Le marché de l'immobilier en France est actuellement dans une phase de reprise. En toute évidence, tous les chiffres sont au vert et font état d'une bonne situation, que ce soit sur le marché du neuf ou sur celui de l'ancien. Les analystes financiers comme les spécialistes du secteur, à l'image des agents immobiliers et des promoteurs, relaient également cette situation comme le véritable signe qui prouve que la crise est derrière nous.
Et pourtant, bien que l'immobilier et sa situation en France s'améliorent grandement actuellement, l'imposition reste encore et toujours et toujours un obstacle certain, et plus précisément l'imposition à la revente d'un bien immobilier. Le Gouvernement français est d'ailleurs actuellement en train de réfléchir à des mesures de refonte concernant l'imposition actuelle sur l'immobilier.
Quels sont les véritables problèmes posés, en France, par l'imposition et ses taux élevés aussi bien sur les résidences principales que sur les résidences secondaires ?
Pour les résidences principales, rien à signer ...

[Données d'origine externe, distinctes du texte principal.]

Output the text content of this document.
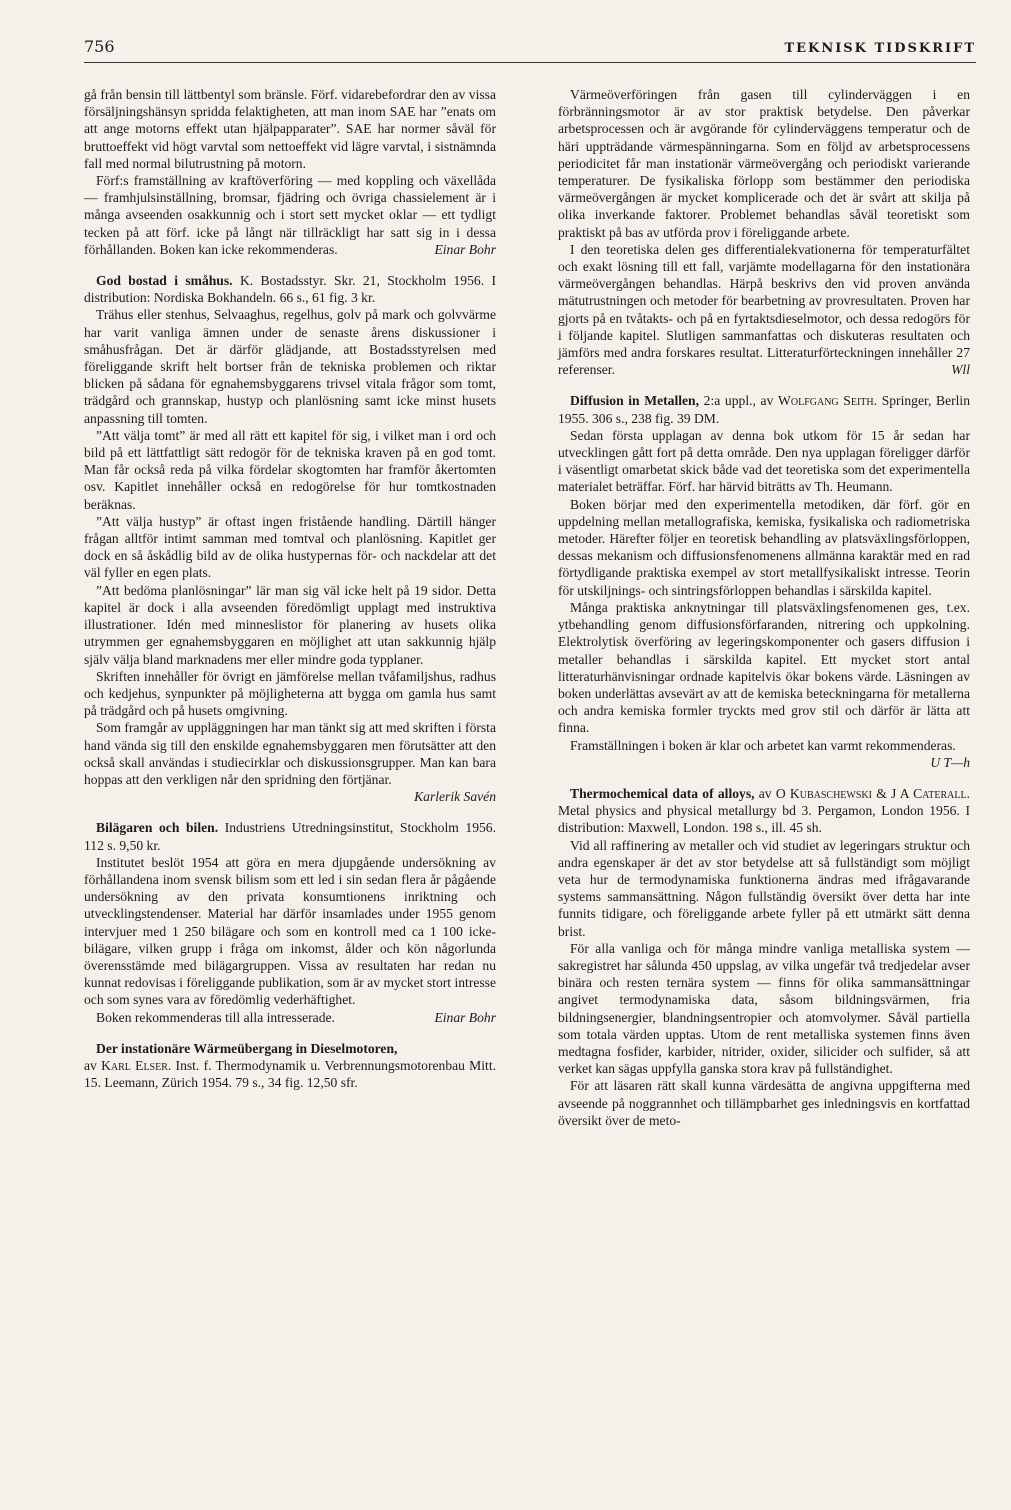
756	TEKNISK TIDSKRIFT

gå från bensin till lättbentyl som bränsle. Förf. vidarebefordrar den av vissa försäljningshänsyn spridda felaktigheten, att man inom SAE har ”enats om att ange motorns effekt utan hjälpapparater”. SAE har normer såväl för bruttoeffekt vid högt varvtal som nettoeffekt vid lägre varvtal, i sistnämnda fall med normal bilutrustning på motorn.

Förf:s framställning av kraftöverföring — med koppling och växellåda — framhjulsinställning, bromsar, fjädring och övriga chassielement är i många avseenden osakkunnig och i stort sett mycket oklar — ett tydligt tecken på att förf. icke på långt när tillräckligt har satt sig in i dessa förhållanden. Boken kan icke rekommenderas.	Einar Bohr

God bostad i småhus. K. Bostadsstyr. Skr. 21, Stockholm 1956. I distribution: Nordiska Bokhandeln. 66 s., 61 fig. 3 kr.

Trähus eller stenhus, Selvaaghus, regelhus, golv på mark och golvvärme har varit vanliga ämnen under de senaste årens diskussioner i småhusfrågan. Det är därför glädjande, att Bostadsstyrelsen med föreliggande skrift helt bortser från de tekniska problemen och riktar blicken på sådana för egnahemsbyggarens trivsel vitala frågor som tomt, trädgård och grannskap, hustyp och planlösning samt icke minst husets anpassning till tomten.

”Att välja tomt” är med all rätt ett kapitel för sig, i vilket man i ord och bild på ett lättfattligt sätt redogör för de tekniska kraven på en god tomt. Man får också reda på vilka fördelar skogtomten har framför åkertomten osv. Kapitlet innehåller också en redogörelse för hur tomtkostnaden beräknas.

”Att välja hustyp” är oftast ingen fristående handling. Därtill hänger frågan alltför intimt samman med tomtval och planlösning. Kapitlet ger dock en så åskådlig bild av de olika hustypernas för- och nackdelar att det väl fyller en egen plats.

”Att bedöma planlösningar” lär man sig väl icke helt på 19 sidor. Detta kapitel är dock i alla avseenden föredömligt upplagt med instruktiva illustrationer. Idén med minneslistor för planering av husets olika utrymmen ger egnahemsbyggaren en möjlighet att utan sakkunnig hjälp själv välja bland marknadens mer eller mindre goda typplaner.

Skriften innehåller för övrigt en jämförelse mellan tvåfamiljshus, radhus och kedjehus, synpunkter på möjligheterna att bygga om gamla hus samt på trädgård och på husets omgivning.

Som framgår av uppläggningen har man tänkt sig att med skriften i första hand vända sig till den enskilde egnahemsbyggaren men förutsätter att den också skall användas i studiecirklar och diskussionsgrupper. Man kan bara hoppas att den verkligen når den spridning den förtjänar.

Karlerik Savén

Bilägaren och bilen. Industriens Utredningsinstitut, Stockholm 1956. 112 s. 9,50 kr.

Institutet beslöt 1954 att göra en mera djupgående undersökning av förhållandena inom svensk bilism som ett led i sin sedan flera år pågående undersökning av den privata konsumtionens inriktning och utvecklingstendenser. Material har därför insamlades under 1955 genom intervjuer med 1 250 bilägare och som en kontroll med ca 1 100 icke-bilägare, vilken grupp i fråga om inkomst, ålder och kön någorlunda överensstämde med bilägargruppen. Vissa av resultaten har redan nu kunnat redovisas i föreliggande publikation, som är av mycket stort intresse och som synes vara av föredömlig vederhäftighet.

Boken rekommenderas till alla intresserade.	Einar Bohr

Der instationäre Wärmeübergang in Dieselmotoren,
av Karl Elser. Inst. f. Thermodynamik u. Verbrennungsmotorenbau Mitt. 15. Leemann, Zürich 1954. 79 s., 34 fig. 12,50 sfr.

Värmeöverföringen från gasen till cylinderväggen i en förbränningsmotor är av stor praktisk betydelse. Den påverkar arbetsprocessen och är avgörande för cylinderväggens temperatur och de häri uppträdande värmespänningarna. Som en följd av arbetsprocessens periodicitet får man instationär värmeövergång och periodiskt varierande temperaturer. De fysikaliska förlopp som bestämmer den periodiska värmeövergången är mycket komplicerade och det är svårt att skilja på olika inverkande faktorer. Problemet behandlas såväl teoretiskt som praktiskt på bas av utförda prov i föreliggande arbete.

I den teoretiska delen ges differentialekvationerna för temperaturfältet och exakt lösning till ett fall, varjämte modellagarna för den instationära värmeövergången behandlas. Härpå beskrivs den vid proven använda mätutrustningen och metoder för bearbetning av provresultaten. Proven har gjorts på en tvåtakts- och på en fyrtaktsdieselmotor, och dessa redogörs för i följande kapitel. Slutligen sammanfattas och diskuteras resultaten och jämförs med andra forskares resultat. Litteraturförteckningen innehåller 27 referenser.	Wll

Diffusion in Metallen, 2:a uppl., av Wolfgang Seith. Springer, Berlin 1955. 306 s., 238 fig. 39 DM.

Sedan första upplagan av denna bok utkom för 15 år sedan har utvecklingen gått fort på detta område. Den nya upplagan föreligger därför i väsentligt omarbetat skick både vad det teoretiska som det experimentella materialet beträffar. Förf. har härvid biträtts av Th. Heumann.

Boken börjar med den experimentella metodiken, där förf. gör en uppdelning mellan metallografiska, kemiska, fysikaliska och radiometriska metoder. Härefter följer en teoretisk behandling av platsväxlingsförloppen, dessas mekanism och diffusionsfenomenens allmänna karaktär med en rad förtydligande praktiska exempel av stort metallfysikaliskt intresse. Teorin för utskiljnings- och sintringsförloppen behandlas i särskilda kapitel.

Många praktiska anknytningar till platsväxlingsfenomenen ges, t.ex. ytbehandling genom diffusionsförfaranden, nitrering och uppkolning. Elektrolytisk överföring av legeringskomponenter och gasers diffusion i metaller behandlas i särskilda kapitel. Ett mycket stort antal litteraturhänvisningar ordnade kapitelvis ökar bokens värde. Läsningen av boken underlättas avsevärt av att de kemiska beteckningarna för metallerna och andra kemiska formler tryckts med grov stil och därför är lätta att finna.

Framställningen i boken är klar och arbetet kan varmt rekommenderas.
U T—h

Thermochemical data of alloys, av O Kubaschewski & J A Caterall. Metal physics and physical metallurgy bd 3. Pergamon, London 1956. I distribution: Maxwell, London. 198 s., ill. 45 sh.

Vid all raffinering av metaller och vid studiet av legeringars struktur och andra egenskaper är det av stor betydelse att så fullständigt som möjligt veta hur de termodynamiska funktionerna ändras med ifrågavarande systems sammansättning. Någon fullständig översikt över detta har inte funnits tidigare, och föreliggande arbete fyller på ett utmärkt sätt denna brist.

För alla vanliga och för många mindre vanliga metalliska system — sakregistret har sålunda 450 uppslag, av vilka ungefär två tredjedelar avser binära och resten ternära system — finns för olika sammansättningar angivet termodynamiska data, såsom bildningsvärmen, fria bildningsenergier, blandningsentropier och atomvolymer. Såväl partiella som totala värden upptas. Utom de rent metalliska systemen finns även medtagna fosfider, karbider, nitrider, oxider, silicider och sulfider, så att verket kan sägas uppfylla ganska stora krav på fullständighet.

För att läsaren rätt skall kunna värdesätta de angivna uppgifterna med avseende på noggrannhet och tillämpbarhet ges inledningsvis en kortfattad översikt över de meto-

Le point positif qu'il est tout de même nécessaire de retenir sur cet article est bel et bien le fait que les plus-values réalisées sur la revente d'une résidence principale ne sont pas imposées en France. De nombreuses personnes profitent d'ailleurs de ce dispositif mis en œuvre depuis quelques années maintenant pour faire l'acquisition de biens immobiliers, les "retaper" et les revendre selon les tendances pour en obtenir la plus grande plus-value possible. Et grâce à ce même dispositif, les plus-values sont entièrement exonérées d'imposition. L'idée est donc intéressante, le dispositif attrayant pour toutes les personnes désireuses de revendre leur résidence principale même dans les plus brefs délais. Et au regard de l'évolution du marché, force est de constater que ces personnes se font de plus en plus nombreuses et que, bonne nouvelle, les acheteurs et investisseurs potentiels sont de moins en moins frileux et rechignent moins qu'avant à l'idée de faire l'acquisition d'un bien immobilier de qualité.

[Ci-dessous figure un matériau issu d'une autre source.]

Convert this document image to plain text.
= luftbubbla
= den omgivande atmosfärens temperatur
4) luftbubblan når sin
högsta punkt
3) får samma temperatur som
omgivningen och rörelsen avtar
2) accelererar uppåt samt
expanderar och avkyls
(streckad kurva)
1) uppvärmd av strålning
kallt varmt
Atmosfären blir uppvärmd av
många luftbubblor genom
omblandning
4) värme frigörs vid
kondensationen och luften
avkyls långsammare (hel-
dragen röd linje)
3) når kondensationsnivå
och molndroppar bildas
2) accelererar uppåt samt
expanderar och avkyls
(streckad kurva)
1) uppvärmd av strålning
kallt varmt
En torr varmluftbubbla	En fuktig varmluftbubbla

Malheureusement, il n'est pas possible de dire la même chose concernant les résidences secondaires et les biens immobiliers destinés à la location, si l'on s'en tient à la situation du marché sur ces créneaux bien spécifiques ...
... Mais ce n'est pas la même chose pour les résidences secondaires !
Au regard de la situation actuelle, force est de constater que là où le bât blesse, c'est bien en ce qui concernant la revente d'une résidence secondaire ou d'un bien immobilier ayant été destiné à la location. La seule solution pour avoir droit à une exonération d'imposition lors de la revente est de détenir le bien pendant plus de 22 ans, une solution qui prend son temps ... Le cas échéant, le taux d'imposition est de 19% tout en sachant que plusieurs abattements fiscaux sont possibles : un premier de 6% après 6 ans de détention du bien et un second de 4% à partir de la 22ème année de détention. L'exonération entière des prélèvements sociaux n'arrive qu'après 30 ans de détention. N'hésitez donc pas à bien réfléchir avant de revendre votre bien immobilier et ce dans le but de profiter au mieux de la situation et d'éviter de rater un abattement possible bien que la volonté de vendre se fasse importante.
Autre point important, qu'il est nécessaire de retenir pour toutes les personnes désireuses de revendre leur résidence secondaire actuelle ou bien un appartement ou une maison actuellement en location : depuis 2013, les propriétaires en question ayant réussi à réaliser une plus-value supérieure à 50 000€ sont dans l'obligation de payer une surtaxe qui peut être comprise entre 2 et 6% du montant de la plus-value réalisée.